Brief Title: Bi-weekly Temozolomide Plus Bevacizumab for Adult Patients With Recurrent Glioblastoma Multiforme

Official Title: Phase II Study of Bi-Weekly Temozolomide Plus Bevacizumab for Adult Patients With Recurrent Glioblastoma Multiforme

Study ID: NCT00883298

Conditions

Recurrent Glioblastoma Multiforme

Recurrent Gliosarcoma

Interventions

temozolomide and bevacizumab

Study Description

Brief Summary: Primary objective - to determine the 6-month progression free survival (PFS) of adult patients with recurrent glioblastoma multiforme/gliosarcoma treated with bi-weekly temozolomide plus (Avastin) bevacizumab. Secondary objectives - to determine radiographic response including specialized MRI sequences, safety and overall survival of adult patients with with recurrent glioblastoma multiforme/gliosarcoma treated with bi-weekly temozolomide plus bevacizumab (Avastin). Additionally, tumor DNA (MGMT) analysis as it relates to survival will be evaluated.
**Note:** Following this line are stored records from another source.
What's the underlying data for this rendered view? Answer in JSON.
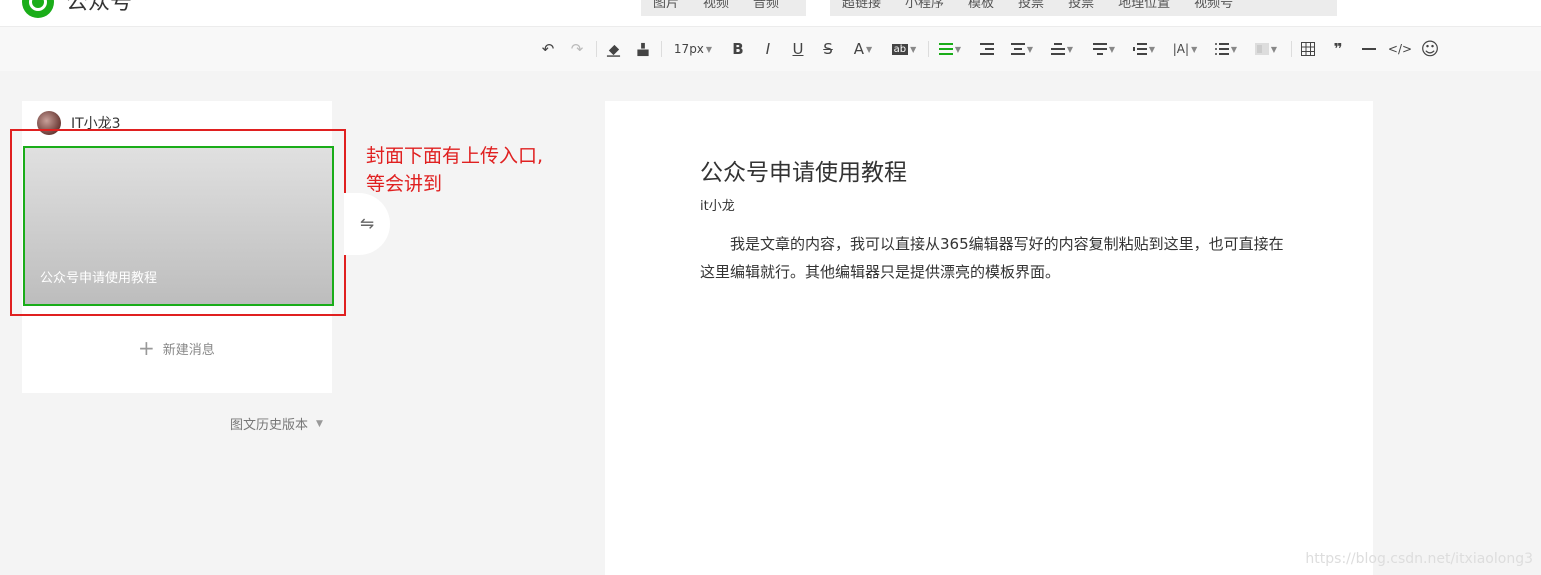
{
  "app": {
    "title": "公众号"
  },
  "insert_menu": {
    "group1": [
      "图片",
      "视频",
      "音频"
    ],
    "group2": [
      "超链接",
      "小程序",
      "模板",
      "投票",
      "投票",
      "地理位置",
      "视频号"
    ]
  },
  "toolbar": {
    "undo": "↶",
    "redo": "↷",
    "font_size": "17px",
    "bold": "B",
    "italic": "I",
    "underline": "U",
    "strike": "S",
    "font_color": "A",
    "highlight": "ab",
    "quote": "❞",
    "emoji": "☺"
  },
  "sidebar": {
    "account_name": "IT小龙3",
    "cover_title": "公众号申请使用教程",
    "new_message": "新建消息",
    "history": "图文历史版本"
  },
  "annotation": {
    "line1": "封面下面有上传入口,",
    "line2": "等会讲到"
  },
  "article": {
    "title": "公众号申请使用教程",
    "author": "it小龙",
    "body": "我是文章的内容，我可以直接从365编辑器写好的内容复制粘贴到这里，也可直接在这里编辑就行。其他编辑器只是提供漂亮的模板界面。"
  },
  "watermark": "https://blog.csdn.net/itxiaolong3",
  "colors": {
    "accent": "#1aad19",
    "annotation": "#e02020"
  }
}
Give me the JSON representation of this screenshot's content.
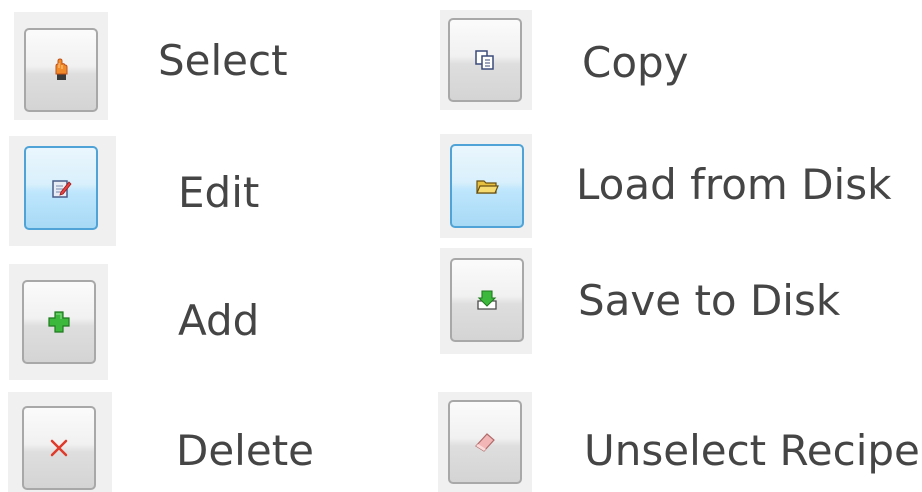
{
  "buttons": [
    {
      "key": "select",
      "label": "Select",
      "icon": "hand-pointer-icon"
    },
    {
      "key": "edit",
      "label": "Edit",
      "icon": "edit-notepad-icon"
    },
    {
      "key": "add",
      "label": "Add",
      "icon": "plus-icon"
    },
    {
      "key": "delete",
      "label": "Delete",
      "icon": "close-x-icon"
    },
    {
      "key": "copy",
      "label": "Copy",
      "icon": "copy-icon"
    },
    {
      "key": "load",
      "label": "Load from Disk",
      "icon": "folder-icon"
    },
    {
      "key": "save",
      "label": "Save to Disk",
      "icon": "save-download-icon"
    },
    {
      "key": "unselect",
      "label": "Unselect Recipe",
      "icon": "eraser-icon"
    }
  ],
  "colors": {
    "label_text": "#454545",
    "highlight_border": "#4fa3d6",
    "add_green": "#3cb93c",
    "delete_red": "#e03a2a"
  }
}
Detailed Description: This is a phase II study of the combination of Avastin and temozolomide for patients with recurrent glioblastoma multiforme. Avastin is administered intravenously at a dose of 10 mg/kg on days 1 and 15 every 28 days and temozolomide is administered at a dose of 100 mg/m2 on days 1-5 and 15-19 every 28 days (one cycle). Patients will have a baseline MRI, an MRI scan after the first cycle and every other cycle after that. If there is no evidence of disease progression or unacceptable toxicity, patients will receive one year of therapy. If there is evidence of added benefit (eg: tumor regression), patients can stay on treatment longer than one year, per investigator discretion.